Wednesday, November 29, 2006

Viewpoint: Turkey and the Pope

Over the past couple of days I've heard a decent amount of news coverage of Pope Benedict's visit to Turkey. Today's coverage included a CNN story about al-Qaeda's denunciation of the visit, saying that, in effect, the visit is an effort to "consolidate the crusader campaign against the lands of Islam after the failure of the crusader leaders (in Iraq and Afghanistan) ... and an attempt to extinguish the burning ember of Islam inside our Turkish brothers." The story goes on to also show the Vatican's point of view, which basically says that saying "no" to violence in God's name and having common commitment in that effort is paramount, according to Vatican spokespeople.

The situation in Turkey with Muslims protesting the Pontiff's visit, actually, was never intended to be the highlight of the visit per se. The main purpose of the visit was for Pope Benedict to meet with Bartholomew, the Ecumenical Patriarch, in Istanbul. This meeting is one of a number that have taken place over the years that have been part of efforts towards the reconciliation of the East and West of Christendom. The issues with Islam and Islamic leaders, etc., have been highlighted due to the activities related to the War on Terror, as well as the issue of Benedict's remarks which were made in the past that Muslims took offense to; as it turns out, those remarks were taken out of context by those who registered their complaint.

My initial reaction was one of initial disbelief; I thought, "Here we go again. Can't everyone stop bickering for just a little bit??" But after a while, I sat down and thought about what I was hearing, and it made me realize something. Islam, especially that which could be considered "political" Islam, is not the "religion of peace" it makes itself out to be. That makes me sad; Islam originates from the same source that Christianity comes from, and they have the same common history. If you look at Arabic and Hebrew, they have a common linguistic root, which makes them "brother" tongues. So why are many of those that are of the Islamic tradition so hostile, especially toward Christians?

I actually should clarify that; not all of those who are Islamic are hostile toward Christians. In fact, many are not. I had made a comment about "political" Islam; my remark was directed at that group of Muslims. In fact, that same segment is pointedly anti-western in many of its views and beliefs. I know that also sounds rather "incorrect", but it is merely an observation that I am making, one that I believe to be accurate.

I read a book recently, entitled "Now They Call Me Infidel" by Nonie Darwish. Ms. Darwish is an Arab-American originally from Egypt. Her father was an intelligence officer in the Egyptian Army in the days of Gamel Abdel Nasser, and her family was living in Gaza as her father was posted there and was a leader of Fedayeen teams that raided Israel regularly.

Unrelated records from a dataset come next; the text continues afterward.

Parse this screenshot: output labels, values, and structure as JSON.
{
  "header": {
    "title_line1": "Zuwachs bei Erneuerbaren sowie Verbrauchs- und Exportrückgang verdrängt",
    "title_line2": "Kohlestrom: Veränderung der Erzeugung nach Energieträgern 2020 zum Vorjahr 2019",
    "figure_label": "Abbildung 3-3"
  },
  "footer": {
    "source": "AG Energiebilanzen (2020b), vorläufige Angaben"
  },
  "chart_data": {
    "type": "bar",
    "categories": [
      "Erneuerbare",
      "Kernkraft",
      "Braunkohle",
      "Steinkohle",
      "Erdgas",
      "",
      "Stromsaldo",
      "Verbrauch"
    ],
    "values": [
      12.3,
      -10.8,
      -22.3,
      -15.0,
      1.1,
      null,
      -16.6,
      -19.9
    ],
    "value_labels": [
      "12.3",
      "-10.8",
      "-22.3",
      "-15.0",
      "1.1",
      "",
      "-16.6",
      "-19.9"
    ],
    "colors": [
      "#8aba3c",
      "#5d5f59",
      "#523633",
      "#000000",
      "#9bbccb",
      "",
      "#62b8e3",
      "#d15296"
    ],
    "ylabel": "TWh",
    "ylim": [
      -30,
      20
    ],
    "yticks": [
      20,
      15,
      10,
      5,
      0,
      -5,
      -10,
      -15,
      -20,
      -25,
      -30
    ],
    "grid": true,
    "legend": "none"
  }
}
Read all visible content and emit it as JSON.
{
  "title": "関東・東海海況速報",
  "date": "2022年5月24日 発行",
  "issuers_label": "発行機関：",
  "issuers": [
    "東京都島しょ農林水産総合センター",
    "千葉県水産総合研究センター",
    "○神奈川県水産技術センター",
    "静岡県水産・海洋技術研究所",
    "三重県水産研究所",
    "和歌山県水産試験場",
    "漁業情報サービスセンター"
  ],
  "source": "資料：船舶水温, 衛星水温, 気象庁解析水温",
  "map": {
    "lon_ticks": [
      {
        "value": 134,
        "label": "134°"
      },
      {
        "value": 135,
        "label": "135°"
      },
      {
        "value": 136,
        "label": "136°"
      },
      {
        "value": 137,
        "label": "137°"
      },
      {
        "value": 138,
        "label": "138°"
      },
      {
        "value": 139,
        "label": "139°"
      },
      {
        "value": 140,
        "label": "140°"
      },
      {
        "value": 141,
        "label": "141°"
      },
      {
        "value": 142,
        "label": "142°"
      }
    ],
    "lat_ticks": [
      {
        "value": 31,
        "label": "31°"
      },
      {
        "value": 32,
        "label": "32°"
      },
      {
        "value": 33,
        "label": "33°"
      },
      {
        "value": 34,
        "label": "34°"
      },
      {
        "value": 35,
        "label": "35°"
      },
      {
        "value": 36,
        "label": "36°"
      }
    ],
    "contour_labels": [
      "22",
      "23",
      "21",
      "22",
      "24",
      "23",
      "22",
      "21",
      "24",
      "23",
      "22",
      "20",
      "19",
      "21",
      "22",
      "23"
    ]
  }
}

She was brought up believing that Jews were the root of all evil, and that any non-Muslim was an infidel and deserved to be killed. Three weeks before her father was due to be sent back to Cairo he was killed by what we know today as an IED, a letter-bomb brough into his office. Her younger brother, at age 4 at the time, witnessed the explosion.

From there her world was conflicted; she was educated in Catholic schools and received her college education at the American University in Cairo. She emigrated to the United States where she married a Coptic Christian who converted to Islam for her sake. They later divorced, and years later she married an American - after their marriage they (she and her second husband) both converted to Christianity.

It was an interesting read; she details her life and all of the changes she went through. She also made a strong case for why Islam is the way it is. It is where my opinion of "political" Islam came from, as I agree with her about why those elements of Islam that are considered radical are so dangerous. She commented (and I happen to agree with her) that the elements of Islam who hate the West and believe non-Muslims are infidels are actually a pretty ignorant segment of the faith. They are so focused on getting their agenda put out on the world stage that they lose sight of the basic tenets of their faith. That, again, is unfortunate. And it's not limited to Islam, as most people realize that there are segments of many groups, including Christians and Jews, that are also focused in similar ways for different reasons.

The reviews of the book were mixed; for any two or three positive reviews there was one that was negative, and the negative reviews were extremely negative. I personally felt it was thought-provoking. Her life-experience is one that would best be described as "well-rounded" mainly because she was able to look at the situations she was in from multiple perspectives as time went on. I admire her ability to have been able to do that.

As for Benedict and Bartholomew, I truly hope they have a productive and fraternal visit. I also hope that they're able to sow seeds that grow into trees which will ultimately bear fruit. With respect to Islam and the issues I mentioned at the beginning of this post, I don't know what to say or think anymore. I simply hope for some resolution to all of the things that are happening over there.